Exploration and production independent Noble Energy is currently planning a fast-track subsea development of a natural gas interval discovered at the company’s Raton prospect on Mississippi Canyon block 292 in the deepwater Gulf of Mexico, with first production from the zone expected during the first half of 2008, the company said.
Meanwhile, a sidetrack off the Hess-operated Pony discovery well on Green Canyon Block 468 — also in the deepwater U.S. Gulf — encountered 280 feet of oil saturated sandstone in Miocene age reservoirs after penetrating 60 percent of its geological objective. Hess said drilling was halted due to “mechanical reasons” after successfully recovering 450 feet of conventional core, the most ever recovered in the U.S. Gulf, Hess said.
Noble Energy, in addition to its fast-track-to-production from one of Raton’s horizons, also reported Jan. 16 that initial results from the first Raton appraisal well on Mississippi Canyon Block 292 encountered hydrocarbons “in the anticipated sand intervals” and was temporarily abandoned.
“Additional technical work is needed to evaluate future options,” the company said. The appraisal well is in 3,400 feet of water and reached a total measured depth of 20,913 feet, Noble Energy said.
The Raton appraisal well was drilled to evaluate a deep section below the Raton gas discovery on Mississippi Canyon 248 announced in June 2006. Noble holds a 50 percent interest in the Raton project. Partners Samson Offshore and Energy Partners Ltd. each hold a 25 percent stake in the project.
Raton just five miles from RedrockThe Raton discovery well, drilled to a total measured depth of 20,106 feet, encountered 90 feet of hydrocarbon pay over three zones. While not a large amount of pay by U.S. Gulf standards, Raton happens to be just five miles from another Noble-Samson-EPL discovery, Redrock.
Noble and its partners have said little publicly about estimated reserves at Raton and Redrock. However, Noble and EPL disclosed in separate statements last year that appraisal drilling would be used to formulate a single development plan for both discoveries, indicating Raton and Redrock are strong candidates for a joint field development.
“The results of the initial well at Raton are encouraging, particularly in light of the proximity of the well to our Redrock discovery,” said Dave Stover, Noble’s senior vice president for North America.

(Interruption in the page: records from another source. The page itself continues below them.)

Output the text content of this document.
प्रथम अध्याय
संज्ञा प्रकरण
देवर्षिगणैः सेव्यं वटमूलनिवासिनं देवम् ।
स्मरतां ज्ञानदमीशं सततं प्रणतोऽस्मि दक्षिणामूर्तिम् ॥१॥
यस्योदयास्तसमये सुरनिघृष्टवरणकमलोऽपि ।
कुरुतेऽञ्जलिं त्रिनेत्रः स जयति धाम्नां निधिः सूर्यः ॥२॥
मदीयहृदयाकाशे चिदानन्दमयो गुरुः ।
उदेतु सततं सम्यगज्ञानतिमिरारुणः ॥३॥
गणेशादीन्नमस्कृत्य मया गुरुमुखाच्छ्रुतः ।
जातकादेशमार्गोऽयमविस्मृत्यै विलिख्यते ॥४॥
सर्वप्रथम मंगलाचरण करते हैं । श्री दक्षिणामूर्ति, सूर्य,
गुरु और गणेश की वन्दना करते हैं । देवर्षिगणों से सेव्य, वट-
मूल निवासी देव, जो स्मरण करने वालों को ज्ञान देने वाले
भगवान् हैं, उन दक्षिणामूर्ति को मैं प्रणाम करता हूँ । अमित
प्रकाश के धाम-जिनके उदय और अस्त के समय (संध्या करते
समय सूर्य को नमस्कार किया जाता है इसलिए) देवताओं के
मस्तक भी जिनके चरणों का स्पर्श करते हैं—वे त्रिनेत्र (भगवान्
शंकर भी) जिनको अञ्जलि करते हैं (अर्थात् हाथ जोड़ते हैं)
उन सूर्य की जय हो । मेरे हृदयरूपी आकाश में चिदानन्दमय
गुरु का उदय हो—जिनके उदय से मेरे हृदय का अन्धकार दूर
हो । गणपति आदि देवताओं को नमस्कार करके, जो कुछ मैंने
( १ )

Redrock is on Mississippi Canyon block 204 and was drilled to a measured depth of 23,365 feet in 3,334 feet of water.
The Noble-led joint venture has managed to piece together an impressive acreage position consisting of eight contiguous federal leases in Mississippi Canyon, a resource-rich area of the Central Gulf of Mexico dominated by major oil companies and large E&P independents.
Interestingly, the partners did not disclose their initial Redrock discovery until after the March 2006 Central Gulf of Mexico lease sale, in an apparent effort to minimize bidding competition on exploration blocks close to the Redrock prospect, including Raton. Later the partners reported that the Redrock well encountered one target with “high quality pay” and that a second objective was identified, “the quality and extent of which is currently under evaluation.”
As it turned out, the Noble-Samson-EPL alliance got its property at a bargain price, submitting the only bids on two Mississippi Canyon blocks adjoining the Redrock discovery, with combined high bids of less than $1 million. The trio doled out single winning bids of just $411,840 for Mississippi Canyon block 160 on Redrock’s northern flank, and $475,200 for Mississippi Canyon block 203 on Redrock’s western flank.
Thus far, the alliance has identified some 11 prospects on deepwater acreage held jointly by the three companies. “Noble has assembled a high quality portfolio of deepwater prospects,” said David Adams, Samson’s executive vice president of exploration. “Given Noble’s experienced and highly talented employees, we are confident this partnership will be profitable and rewarding.”
Pony sidetrack sets core recordHess’ Pony sidetrack well, drilled to roughly 2,700 feet northeast of the discovery well to a depth of 30,634 feet, established a record for the deepest conventional drilling core ever recovered in the Gulf of Mexico, Hess said Jan. 4. Casing was set across the oil-bearing interval to allow for future production from the well, the company added.
The oil-bearing section in the Pony sidetrack well is similar in thickness and quality to the equivalent interval in the discovery well, which was drilled to 32,448 feet and encountered 475 feet of oil saturated sandstone, Hess said. “Results to date have been consistent with pre-drill expectations.”
Total hydrocarbon resource on the Hess acreage is estimated to be in the range of 100 million to 600 million barrels of oil equivalent. Hess holds a 100 percent working interest in the Pony prospect.
Hess said it would next drill an appraisal well with the Ocean Baroness rig at the Pony No. 2 location about 7,400 feet northwest of the discovery well.
In May 2006, Hess announced preliminary drilling results for the Pony prospect based on information collected down to the 29,658-foot level. The company said then additional objective sections were still to be tested.